Still, that full $1.2 billion in new spending under the 2015 plan will not become a reality under current law for three more years.

Speaking of that $1.2 billion, that’s the other problem – it's well short of what is needed. Even with that $1.2 billion in new road spending, it’s still not enough to reverse the slide in the percentage of Michigan’s roads rated good. That figure dated to the previous decade and by the time legislative action actually began to happen in 2014 and 2015, it was, well, dated. Road officials said the real need was more than $2 billion, but the Legislature seemed to settle on the old $1.2 billion figure even though there was plenty of evidence and data to say it was not going to be enough.

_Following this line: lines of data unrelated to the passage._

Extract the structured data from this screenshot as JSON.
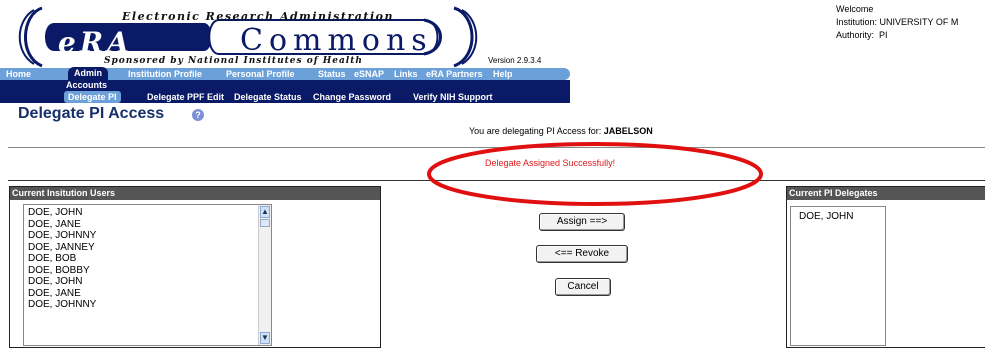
{
  "header": {
    "logo_top_text": "Electronic Research Administration",
    "logo_era": "eRA",
    "logo_commons": "Commons",
    "logo_bottom_text": "Sponsored by National Institutes of Health",
    "version": "Version 2.9.3.4",
    "welcome_label": "Welcome",
    "welcome_value": "",
    "institution_label": "Institution:",
    "institution_value": "UNIVERSITY OF M",
    "authority_label": "Authority:",
    "authority_value": "PI"
  },
  "nav": {
    "main": [
      "Home",
      "Admin",
      "Institution Profile",
      "Personal Profile",
      "Status",
      "eSNAP",
      "Links",
      "eRA Partners",
      "Help"
    ],
    "active_main": "Admin",
    "sub1": "Accounts",
    "sub2": [
      "Delegate PI",
      "Delegate PPF Edit",
      "Delegate Status",
      "Change Password",
      "Verify NIH Support"
    ],
    "active_sub2": "Delegate PI"
  },
  "page": {
    "title": "Delegate PI Access",
    "help_icon": "?",
    "delegating_prefix": "You are delegating PI Access for:",
    "delegating_user": "JABELSON",
    "success_message": "Delegate Assigned Successfully!"
  },
  "left_panel": {
    "header": "Current Insitution Users",
    "users": [
      "DOE, JOHN",
      "DOE, JANE",
      "DOE, JOHNNY",
      "DOE, JANNEY",
      "DOE, BOB",
      "DOE, BOBBY",
      "DOE, JOHN",
      "DOE, JANE",
      "DOE, JOHNNY"
    ]
  },
  "right_panel": {
    "header": "Current PI Delegates",
    "delegates": [
      "DOE, JOHN"
    ]
  },
  "buttons": {
    "assign": "Assign ==>",
    "revoke": "<== Revoke",
    "cancel": "Cancel"
  },
  "colors": {
    "nav_light": "#6ca0d8",
    "nav_dark": "#0a1a66",
    "success_text": "#e01818",
    "annotation_ellipse": "#e01010",
    "title_text": "#17306b"
  }
}
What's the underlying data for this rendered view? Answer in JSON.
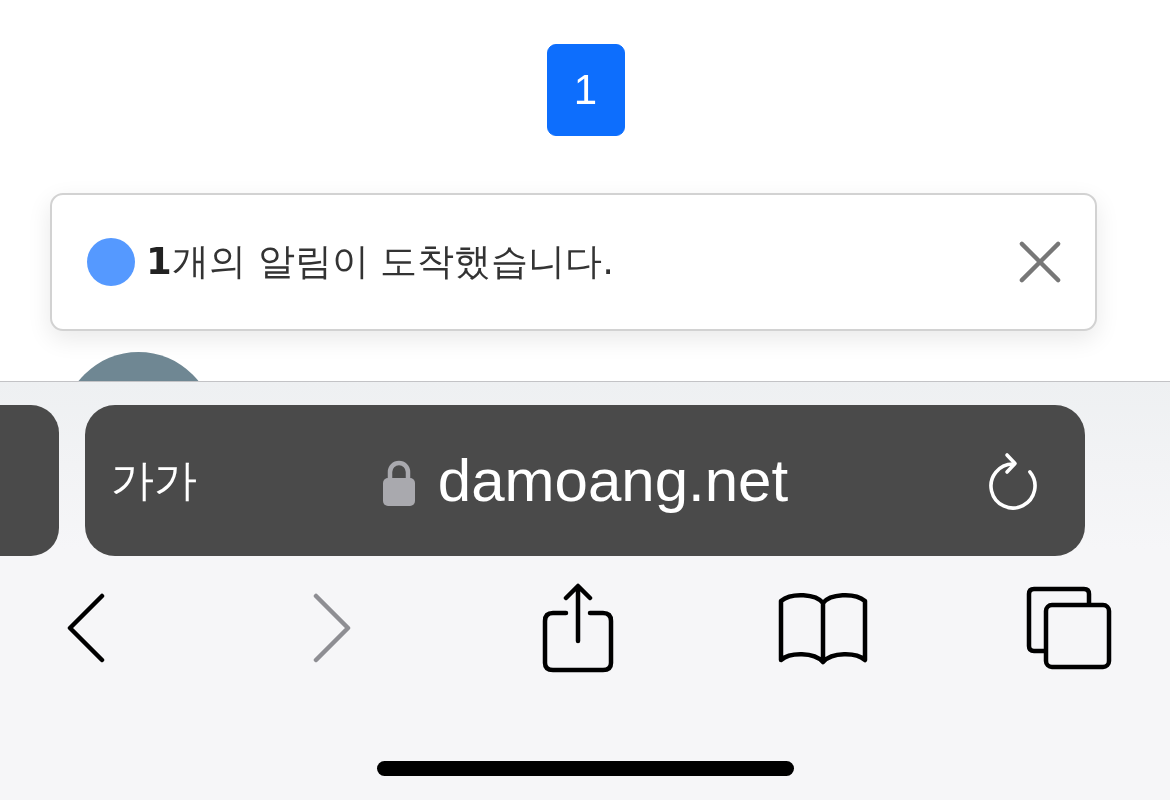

So if you’re wondering why your road is awful, it basically comes down to this – a refusal through the previous decade and the latter part of the 20th century to install a funding system that could keep up with inflation, the defeat of such a system by House Republicans who objected to a large gasoline tax in 2014 in favor of the infamous Proposal 1 of 2015 that voters crushed and the 2015 plan that lacked sufficient revenue and pushed off the new spending for years.

Get used to those “Rough Road” signs popping up everywhere and shelling out for new tires.